Georges a un rêve, il souhaite être le seul homme à porter un blouson. ll vient juste de se séparer de sa femme, ce n'est pas dit mais on le devine. Alors, crise de la quarantaine et rupture obligent, il s'achète un nouveau blouson, en daim, son nouveau partenaire. Au vendeur, il obtient avec le blouson une caméra qui lui permet d'annoncer son nouveau métier à Denise, interprétée par la brillante Adèle Haenel. À deux, ils tacheront de faire de ce rêve fou un film. Denise voit derrière ce rêve, ce scénario, un sens caché, celui de vouloir se cacher au-dessous d'un apparat. Pourquoi pas. La machine est en marche.

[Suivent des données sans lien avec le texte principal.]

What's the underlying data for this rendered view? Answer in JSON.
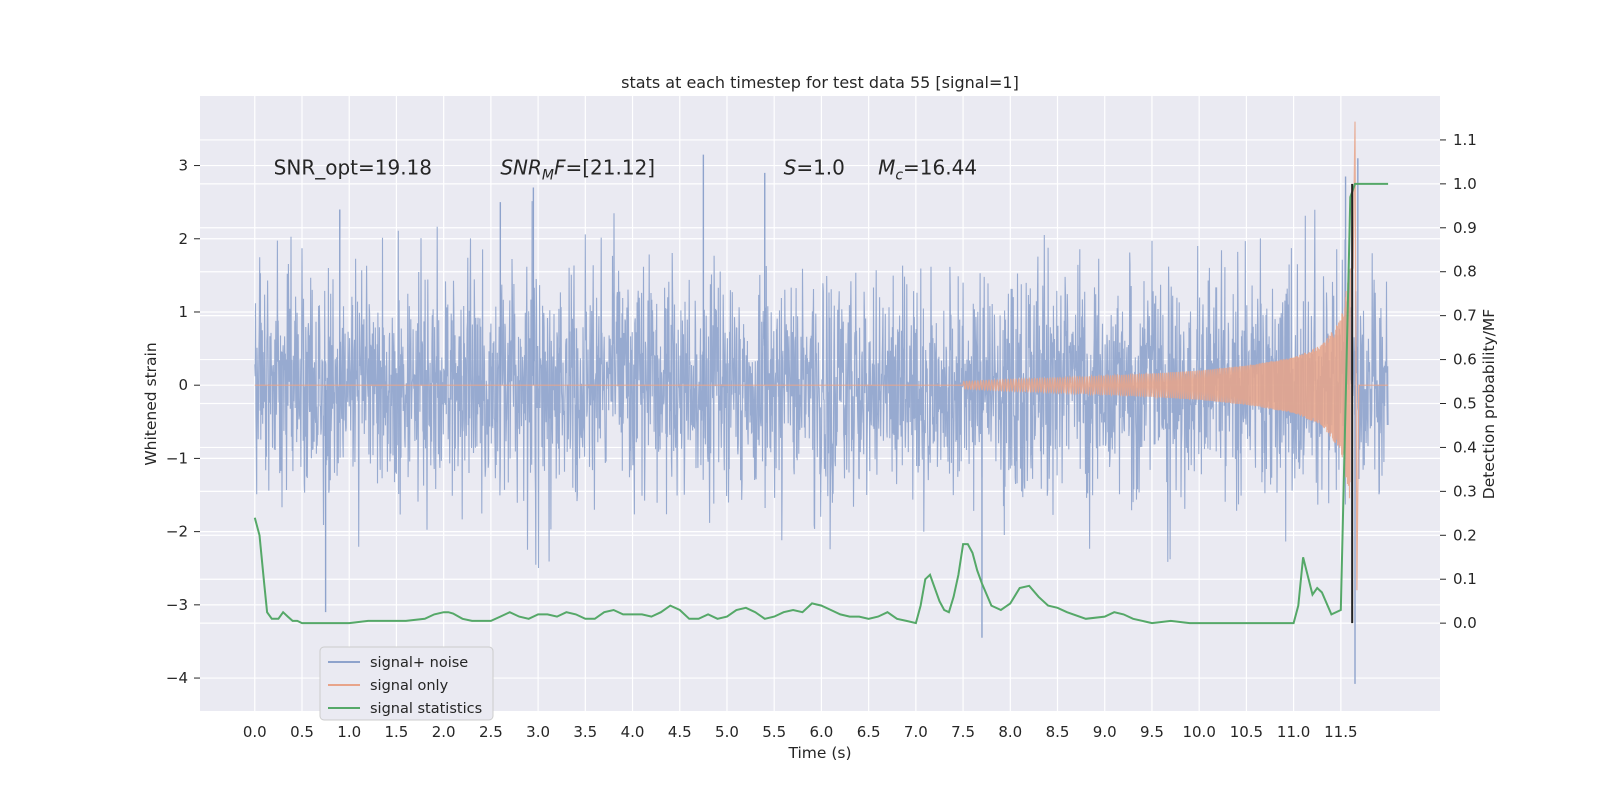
{
  "chart_data": {
    "type": "line",
    "title": "stats at each timestep for test data 55 [signal=1]",
    "xlabel": "Time (s)",
    "ylabel": "Whitened strain",
    "y2label": "Detection probability/MF",
    "xlim": [
      -0.58,
      12.55
    ],
    "ylim": [
      -4.45,
      3.95
    ],
    "y2lim": [
      -0.2,
      1.2
    ],
    "xticks": [
      0.0,
      0.5,
      1.0,
      1.5,
      2.0,
      2.5,
      3.0,
      3.5,
      4.0,
      4.5,
      5.0,
      5.5,
      6.0,
      6.5,
      7.0,
      7.5,
      8.0,
      8.5,
      9.0,
      9.5,
      10.0,
      10.5,
      11.0,
      11.5
    ],
    "xtick_labels": [
      "0.0",
      "0.5",
      "1.0",
      "1.5",
      "2.0",
      "2.5",
      "3.0",
      "3.5",
      "4.0",
      "4.5",
      "5.0",
      "5.5",
      "6.0",
      "6.5",
      "7.0",
      "7.5",
      "8.0",
      "8.5",
      "9.0",
      "9.5",
      "10.0",
      "10.5",
      "11.0",
      "11.5"
    ],
    "yticks": [
      -4,
      -3,
      -2,
      -1,
      0,
      1,
      2,
      3
    ],
    "ytick_labels": [
      "−4",
      "−3",
      "−2",
      "−1",
      "0",
      "1",
      "2",
      "3"
    ],
    "y2ticks": [
      0.0,
      0.1,
      0.2,
      0.3,
      0.4,
      0.5,
      0.6,
      0.7,
      0.8,
      0.9,
      1.0,
      1.1
    ],
    "y2tick_labels": [
      "0.0",
      "0.1",
      "0.2",
      "0.3",
      "0.4",
      "0.5",
      "0.6",
      "0.7",
      "0.8",
      "0.9",
      "1.0",
      "1.1"
    ],
    "grid": true,
    "legend_position": "lower-left",
    "colors": {
      "background": "#eaeaf2",
      "grid": "#ffffff",
      "noise": "#8ea3cc",
      "signal": "#e8a48a",
      "stat": "#55a868"
    },
    "annotations": [
      {
        "text": "SNR_opt=19.18",
        "x": 0.2,
        "y": 2.88
      },
      {
        "text_parts": [
          [
            "SNR",
            "italic"
          ],
          [
            "M",
            "italic-sub"
          ],
          [
            "F=[21.12]",
            "mixed"
          ]
        ],
        "x": 2.6,
        "y": 2.88
      },
      {
        "text_parts": [
          [
            "S",
            "italic"
          ],
          [
            "=1.0",
            "normal"
          ]
        ],
        "x": 5.6,
        "y": 2.88
      },
      {
        "text_parts": [
          [
            "M",
            "italic"
          ],
          [
            "c",
            "italic-sub"
          ],
          [
            "=16.44",
            "normal"
          ]
        ],
        "x": 6.6,
        "y": 2.88
      }
    ],
    "series": [
      {
        "name": "signal+ noise",
        "kind": "noise",
        "x_range": [
          0.0,
          12.0
        ],
        "envelope_abs": 1.85,
        "notable_spikes": [
          [
            0.75,
            -3.1
          ],
          [
            0.9,
            2.4
          ],
          [
            2.6,
            2.5
          ],
          [
            2.95,
            2.7
          ],
          [
            4.75,
            3.15
          ],
          [
            5.4,
            2.9
          ],
          [
            7.7,
            -3.45
          ],
          [
            11.55,
            2.85
          ],
          [
            11.65,
            -4.08
          ],
          [
            11.68,
            3.1
          ]
        ]
      },
      {
        "name": "signal only",
        "kind": "chirp",
        "x": [
          7.5,
          8.0,
          8.5,
          9.0,
          9.5,
          10.0,
          10.5,
          11.0,
          11.3,
          11.5,
          11.6,
          11.65,
          11.68,
          11.75,
          12.0
        ],
        "amplitude": [
          0.05,
          0.08,
          0.1,
          0.13,
          0.16,
          0.2,
          0.27,
          0.38,
          0.55,
          0.9,
          1.6,
          3.6,
          -2.8,
          0.0,
          0.0
        ]
      },
      {
        "name": "signal statistics",
        "kind": "line",
        "axis": "right",
        "x": [
          0.0,
          0.05,
          0.1,
          0.13,
          0.18,
          0.25,
          0.3,
          0.35,
          0.4,
          0.45,
          0.5,
          0.6,
          0.7,
          0.8,
          0.9,
          1.0,
          1.2,
          1.4,
          1.6,
          1.8,
          1.9,
          2.0,
          2.05,
          2.1,
          2.2,
          2.3,
          2.4,
          2.5,
          2.6,
          2.7,
          2.8,
          2.9,
          3.0,
          3.1,
          3.2,
          3.3,
          3.4,
          3.5,
          3.6,
          3.7,
          3.8,
          3.9,
          4.0,
          4.1,
          4.2,
          4.3,
          4.4,
          4.5,
          4.6,
          4.7,
          4.8,
          4.9,
          5.0,
          5.1,
          5.2,
          5.3,
          5.4,
          5.5,
          5.6,
          5.7,
          5.8,
          5.9,
          6.0,
          6.1,
          6.2,
          6.3,
          6.4,
          6.5,
          6.6,
          6.7,
          6.8,
          6.9,
          7.0,
          7.05,
          7.1,
          7.15,
          7.25,
          7.3,
          7.35,
          7.4,
          7.45,
          7.5,
          7.55,
          7.6,
          7.65,
          7.7,
          7.8,
          7.9,
          8.0,
          8.1,
          8.2,
          8.3,
          8.4,
          8.5,
          8.6,
          8.8,
          9.0,
          9.1,
          9.2,
          9.3,
          9.5,
          9.7,
          9.9,
          10.1,
          10.3,
          10.5,
          10.7,
          10.9,
          11.0,
          11.05,
          11.1,
          11.2,
          11.25,
          11.3,
          11.4,
          11.5,
          11.55,
          11.6,
          11.65,
          11.7,
          11.75,
          11.8,
          11.9,
          12.0
        ],
        "values": [
          0.24,
          0.2,
          0.09,
          0.025,
          0.01,
          0.01,
          0.025,
          0.015,
          0.005,
          0.005,
          0.0,
          0.0,
          0.0,
          0.0,
          0.0,
          0.0,
          0.005,
          0.005,
          0.005,
          0.01,
          0.02,
          0.025,
          0.025,
          0.022,
          0.01,
          0.005,
          0.005,
          0.005,
          0.015,
          0.025,
          0.015,
          0.01,
          0.02,
          0.02,
          0.015,
          0.025,
          0.02,
          0.01,
          0.01,
          0.025,
          0.03,
          0.02,
          0.02,
          0.02,
          0.015,
          0.025,
          0.04,
          0.03,
          0.01,
          0.01,
          0.02,
          0.01,
          0.015,
          0.03,
          0.035,
          0.025,
          0.01,
          0.015,
          0.025,
          0.03,
          0.025,
          0.045,
          0.04,
          0.03,
          0.02,
          0.015,
          0.015,
          0.01,
          0.015,
          0.025,
          0.01,
          0.005,
          0.0,
          0.04,
          0.1,
          0.11,
          0.05,
          0.03,
          0.025,
          0.06,
          0.11,
          0.18,
          0.18,
          0.16,
          0.12,
          0.09,
          0.04,
          0.03,
          0.045,
          0.08,
          0.085,
          0.06,
          0.04,
          0.035,
          0.025,
          0.01,
          0.015,
          0.025,
          0.02,
          0.01,
          0.0,
          0.005,
          0.0,
          0.0,
          0.0,
          0.0,
          0.0,
          0.0,
          0.0,
          0.04,
          0.15,
          0.065,
          0.08,
          0.07,
          0.02,
          0.03,
          0.5,
          0.97,
          1.0,
          1.0,
          1.0,
          1.0,
          1.0,
          1.0
        ]
      }
    ]
  }
}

Quentin Dupieux livre avec ce film - qui dépeint un film dans un film -, un vrai tour de force. N'hésitant pas à citer ses inspirations, son homonyme Tarantino notamment, il porte à l'écran un Jean Dujardin barbu (et donc méconnaissable) aux airs de Rick Grimes dans Walking Dead. Dupieux fera sans doute un hommage au surprenant Boulevard de la Mort dans la scène dans laquelle nous voyons l'avant de la voiture, il ne manque que le personnage cartoon de la voiture de Kurt Russell. Et ce film l'est tout autant, étonnant. Ici il n'est pas question de police, de bien ou de mal. Chacun est livré à lui-même et avance selon sa conscience. Georges voulant à tout prix réaliser son rêve s'improvise donc tueur en série dès la première demi-heure. Petit à petit, l'accoutrement du personnage principal s'étoffe : il s'approprie d'abord un chapeau trouvé sur le corps inanimé de l'employé d'hôtel, puis des bottes, Denise lui offre ensuite un pantalon, ce sont enfin des gants qu'il s'offre, accompagné de sa nouvelle amie. Tout cela en daim, bien évidemment.
Notre Indiana Jones de la France paumée ne verra pas son rêve devenir réalité, mais comme tout bon rêveur, il mourra comme s'il l'était devenu. Quentin Dupieux quant à lui porte à l'écran un film étonnant - brillamment écrit, joué et réalisé - tout en restant fidèle aux choix de ses débuts. C'est-à-dire réaliser un film ne nécessitant pas de gros moyens financiers ni d'acteurs nombreux. Il s'impose avec une force encore plus certaine comme le réalisateur qui aura su donner aux objets inanimés une vraie vie dans un film. Chapeau (en daim) à lui.